What is it like on the inside?
‘Inside’ the LC Convertible turns into ‘outside’ in 16 seconds, at anything up to 31mph. If it starts to rain on your semi-aniline cow hide, take heart from the fact the roof defies gravity a little faster going the other way – it closes in 15 seconds. The mechanism is impressively hushed as it sets about its motorised origami.
Will the interior drive me mad?
The main cabin architecture is obviously carried over from the LC coupe, asymmetric door designs and all. Now, the LC might well be charming, stunning to behold inside and out, and ludicrously well-appointed, but we’re not blind to its flaws, and the main one is getting along with its infamously touchy media controls.
The touchpad-operated 10.3-inch interface simply isn’t as intuitive as a tactile clickwheel would be, which gives the likes of the Aston Martin Vantage Roadster, complete with its last-gen Mercedes leftovers inside, a bit of an open goal.
Happily, Apple CarPlay and the Android equivalent is built-in and gives a more user-friendly navigation alternative to the native Lexus set-up.

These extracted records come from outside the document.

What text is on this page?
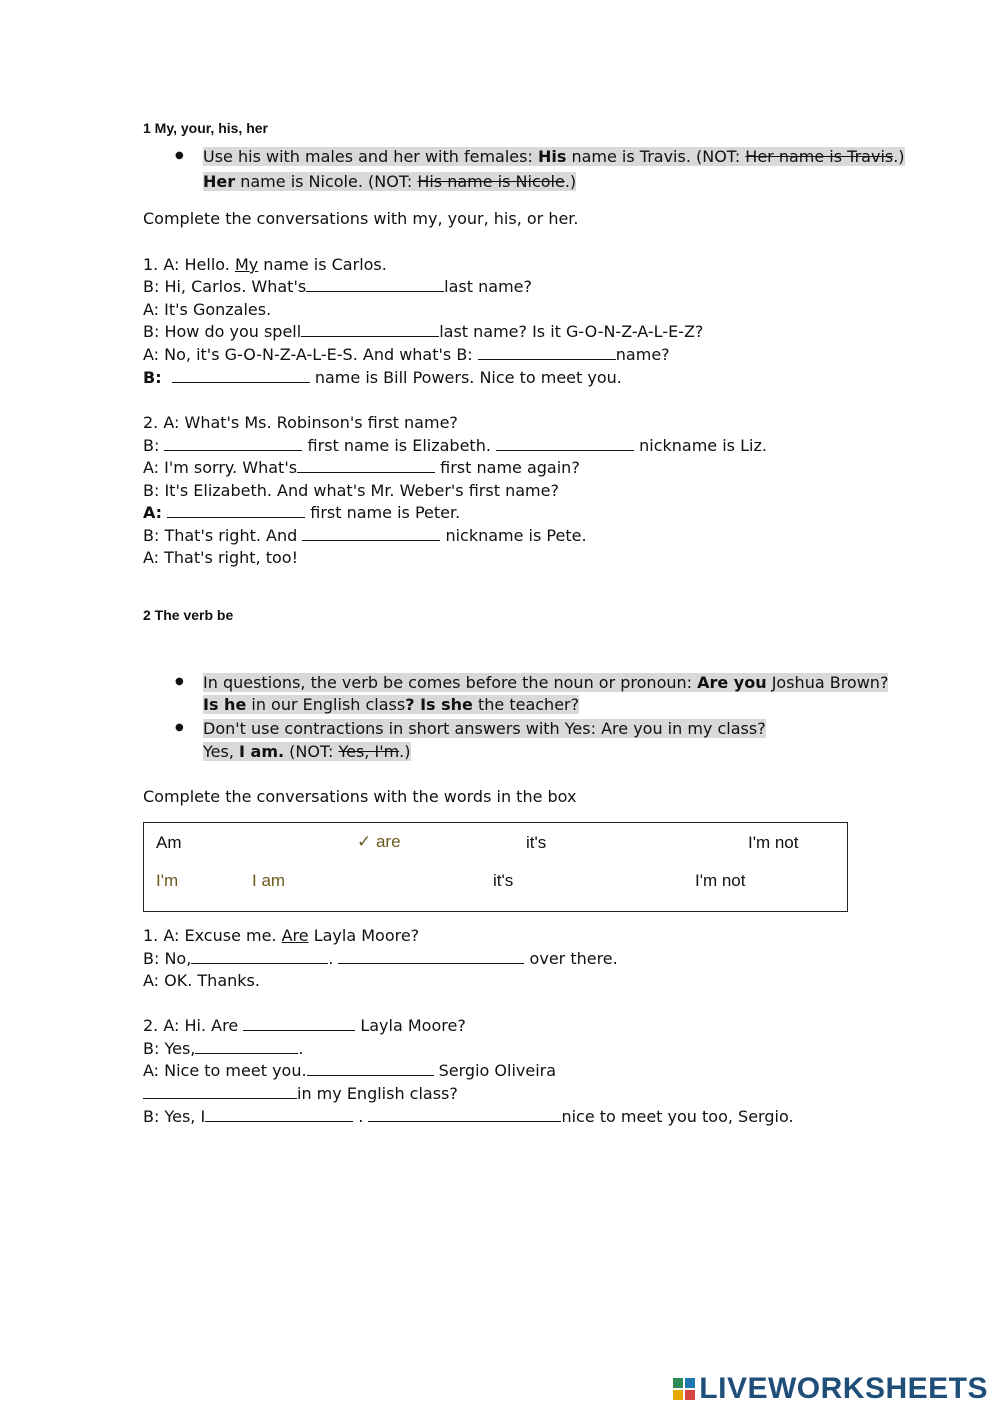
1 My, your, his, her
● Use his with males and her with females: His name is Travis. (NOT: Her name is Travis.)
Her name is Nicole. (NOT: His name is Nicole.)
Complete the conversations with my, your, his, or her.
1. A: Hello. My name is Carlos.
B: Hi, Carlos. What's	last name?
A: It's Gonzales.
B: How do you spell	last name? Is it G-O-N-Z-A-L-E-Z?
A: No, it's G-O-N-Z-A-L-E-S. And what's B:	name?
B:	name is Bill Powers. Nice to meet you.
2. A: What's Ms. Robinson's first name?
B:	first name is Elizabeth.	nickname is Liz.
A: I'm sorry. What's	first name again?
B: It's Elizabeth. And what's Mr. Weber's first name?
A:	first name is Peter.
B: That's right. And	nickname is Pete.
A: That's right, too!
2 The verb be
● In questions, the verb be comes before the noun or pronoun: Are you Joshua Brown?
Is he in our English class? Is she the teacher?
● Don't use contractions in short answers with Yes: Are you in my class?
Yes, I am. (NOT: Yes, I'm.)
Complete the conversations with the words in the box
Am	✓ are	it's	I'm not
I'm	I am	it's	I'm not
1. A: Excuse me. Are Layla Moore?
B: No,	.	over there.
A: OK. Thanks.
2. A: Hi. Are	Layla Moore?
B: Yes,	.
A: Nice to meet you.	Sergio Oliveira
in my English class?
B: Yes, I	.	nice to meet you too, Sergio.
LIVEWORKSHEETS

However, this cabin is starting to feel its age as even Lexus learns and moves on: the new NX has a vastly more impressive touchscreen and fewer silly minor controls.
Take the heated seats, or the neck-warming vents: they’re both pleasingly powerful, but activating either of them is a six-step odyssey into the infernal screen, which overrides whatever you’ve got showing up in the meantime. Like your map, for example. Be cold, or get lost. Those are the choices.
Changing driving modes? That means prodding or twisting a horn on the side of the instrument binnacle. Madness. But somehow a little charming.
Is it practical?
While we’re on the subject of ‘what the merry flip were they thinking?’, now’s a good time to mention the back ‘seats’ are laughable. The backrests point bolt upright and it’s impossible to eke out any legroom back there if anyone is planning on sitting in, say, the driver’s seat. Which is sort of the point of a car, really.
All we have here are some luxuriously appointed luggage perches, with seatbelts for safety-conscious Mulberry collectors. It’s a useful space to have, because the 149-litre boot won’t take much filling at the organic farm food shop.